Google and Search: A Fix or a Pipe Dream?
September 6, 2024
This essay is the work of a dumb dinobaby. No smart software required.
I read “Dawn of a New Era in Search: Balancing Innovation, Competition, and Public Good.”
Don’t get me wrong. I think multiple search systems are a good thing. The problem is that search (both enterprise and Web) are difficult problems, and these problems are expensive to solve. After working more than 50 years in electronic information, I have seen search systems come and go. I have watched systems morph from search into weird products that hide the search plumbing beneath fancy words like business intelligence and OSINT tools, among others. In 2006 or 2007, one of my financial clients published some of our research. The bank received an email from an “expert” (formerly and Verity) that his firm had better technology than Google. In that conversation, that “expert” said, “I can duplicate Google search for $300 million.” The person who said these incredibly uninformed words is now head of search at Google. Ed Zitron has characterized the individual as the person who killed Google search.
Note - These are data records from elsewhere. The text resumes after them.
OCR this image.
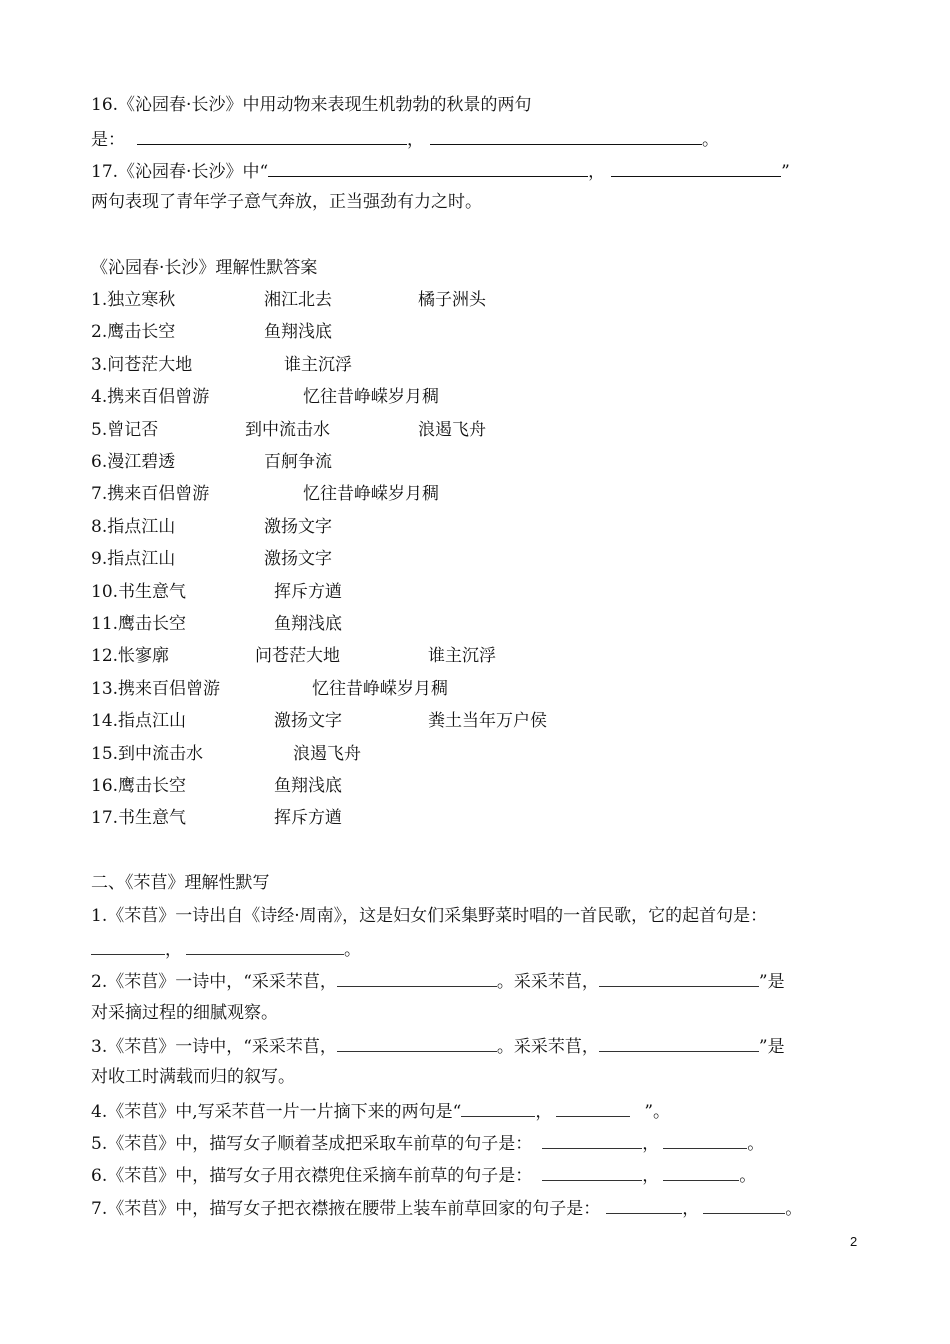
16.《沁园春·长沙》中用动物来表现生机勃勃的秋景的两句
是：	，	。
17.《沁园春·长沙》中“	，	”
两句表现了青年学子意气奔放，正当强劲有力之时。
《沁园春·长沙》理解性默答案
1.独立寒秋	湘江北去	橘子洲头
2.鹰击长空	鱼翔浅底
3.问苍茫大地	谁主沉浮
4.携来百侣曾游	忆往昔峥嵘岁月稠
5.曾记否	到中流击水	浪遏飞舟
6.漫江碧透	百舸争流
7.携来百侣曾游	忆往昔峥嵘岁月稠
8.指点江山	激扬文字
9.指点江山	激扬文字
10.书生意气	挥斥方遒
11.鹰击长空	鱼翔浅底
12.怅寥廓	问苍茫大地	谁主沉浮
13.携来百侣曾游	忆往昔峥嵘岁月稠
14.指点江山	激扬文字	粪土当年万户侯
15.到中流击水	浪遏飞舟
16.鹰击长空	鱼翔浅底
17.书生意气	挥斥方遒
二、《芣苢》理解性默写
1.《芣苢》一诗出自《诗经·周南》，这是妇女们采集野菜时唱的一首民歌，它的起首句是：
，	。
2.《芣苢》一诗中，“采采芣苢，	。采采芣苢，	”是
对采摘过程的细腻观察。
3.《芣苢》一诗中，“采采芣苢，	。采采芣苢，	”是
对收工时满载而归的叙写。
4.《芣苢》中,写采芣苢一片一片摘下来的两句是“	，	”。
5.《芣苢》中，描写女子顺着茎成把采取车前草的句子是：	，	。
6.《芣苢》中，描写女子用衣襟兜住采摘车前草的句子是：	，	。
7.《芣苢》中，描写女子把衣襟掖在腰带上装车前草回家的句子是：	，	。
2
Well, that fellow and Google search are still around. This suggests that baloney and high school reunions provide a career path for some people. But search is not understood particularly well at Google at this time. It is, therefore, that awareness of the problems of search is still unknown to judges, search engine marketing experts, developers of metasearch systems which recycle Bing results, and most of the poohbahs writing about search in blogs like Beyond Search.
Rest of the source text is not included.